Financial Guaranty Insurance Company (FGIC) has made an announcement regarding its entry into a transaction support agreement with an ad hoc group of certain holders of FGIC-insured securities. The agreement, dated February 29, 2024, aims to accelerate the run-off of FGIC’s insured portfolio as outlined in the First Amended Plan of Rehabilitation for FGIC, dated June 4, 2013.
According to the agreement, on the effective date of the proposed transaction, all FGIC policies with outstanding Deferred Payment Obligations (DPO) or DPO Accretion, along with projected future claims, will be satisfied and discharged. FGIC will make cash payments to the holders of such policies based on an aggregate amount detailed in Annex 1 of the agreement.
The total gross amount of these payments, termed Permitted Policy Distributions, is estimated to be approximately $1.841 billion. This estimation reflects the net present value of future DPO, DPO Accretion, and claim payments projected by FGIC under a long-term run-off scenario.
Additionally, under the proposed transaction, all other FGIC policies will be novated to Assured Guaranty Corp. upon its effective date, as outlined in a Novation Agreement dated February 8, 2024. FGIC will pay Assured Guaranty $32 million on the effective date of the novation.
However, the proposed transaction is subject to review and approval by the New York State Department of Financial Services (NYSDFS) and the Supreme Court of the State of New York. It is anticipated that the NYSDFS will seek to reopen FGIC’s rehabilitation proceeding to obtain court approval for the discharge and/or novation of FGIC policies.

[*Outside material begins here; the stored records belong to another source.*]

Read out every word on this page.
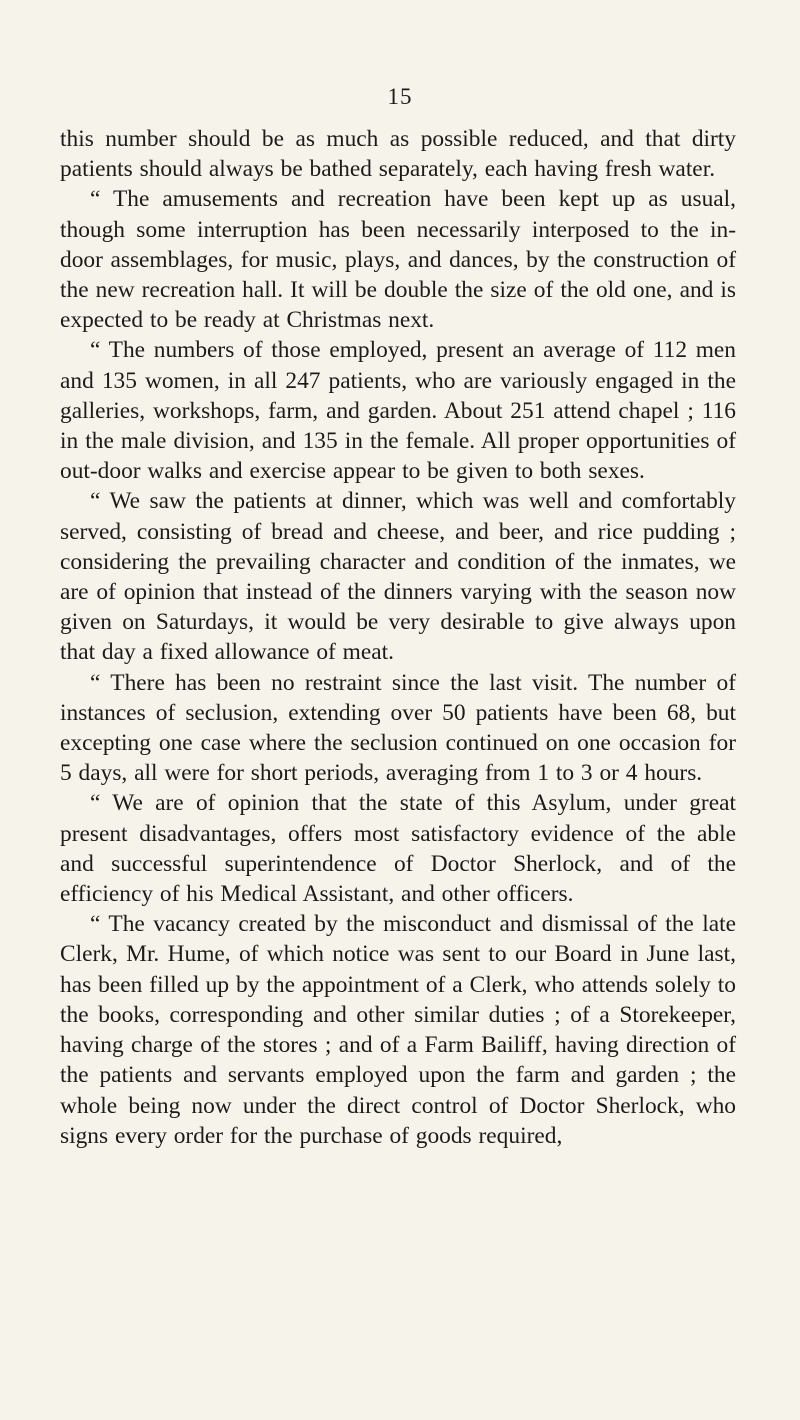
15

this number should be as much as possible reduced, and that dirty patients should always be bathed separately, each having fresh water.

“ The amusements and recreation have been kept up as usual, though some interruption has been necessarily interposed to the in-door assemblages, for music, plays, and dances, by the construction of the new recreation hall. It will be double the size of the old one, and is expected to be ready at Christmas next.

“ The numbers of those employed, present an average of 112 men and 135 women, in all 247 patients, who are variously engaged in the galleries, workshops, farm, and garden. About 251 attend chapel ; 116 in the male division, and 135 in the female. All proper opportunities of out-door walks and exercise appear to be given to both sexes.

“ We saw the patients at dinner, which was well and comfortably served, consisting of bread and cheese, and beer, and rice pudding ; considering the prevailing character and condition of the inmates, we are of opinion that instead of the dinners varying with the season now given on Saturdays, it would be very desirable to give always upon that day a fixed allowance of meat.

“ There has been no restraint since the last visit. The number of instances of seclusion, extending over 50 patients have been 68, but excepting one case where the seclusion continued on one occasion for 5 days, all were for short periods, averaging from 1 to 3 or 4 hours.

“ We are of opinion that the state of this Asylum, under great present disadvantages, offers most satisfactory evidence of the able and successful superintendence of Doctor Sherlock, and of the efficiency of his Medical Assistant, and other officers.

“ The vacancy created by the misconduct and dismissal of the late Clerk, Mr. Hume, of which notice was sent to our Board in June last, has been filled up by the appointment of a Clerk, who attends solely to the books, corresponding and other similar duties ; of a Storekeeper, having charge of the stores ; and of a Farm Bailiff, having direction of the patients and servants employed upon the farm and garden ; the whole being now under the direct control of Doctor Sherlock, who signs every order for the purchase of goods required,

Upon the effective date of the proposed transaction, FGIC will pay a lock-up fee of $27 million to the Ad Hoc Group for their support. Additionally, members of the Ad Hoc Group and other supporting holders will receive a joinder fee in cash. The estimated expenses related to completing the proposed transaction, including Novation Agreement expenses, advisor fees, legal fees, and compensation-related expenses, are approximately $147 million.
Upon the effective date of the proposed transaction, the restrictions imposed by the Rehabilitation Plan on FGIC’s preferred and common stockholder rights will generally be lifted, and FGIC will emerge from rehabilitation as a solvent company with no policy obligations.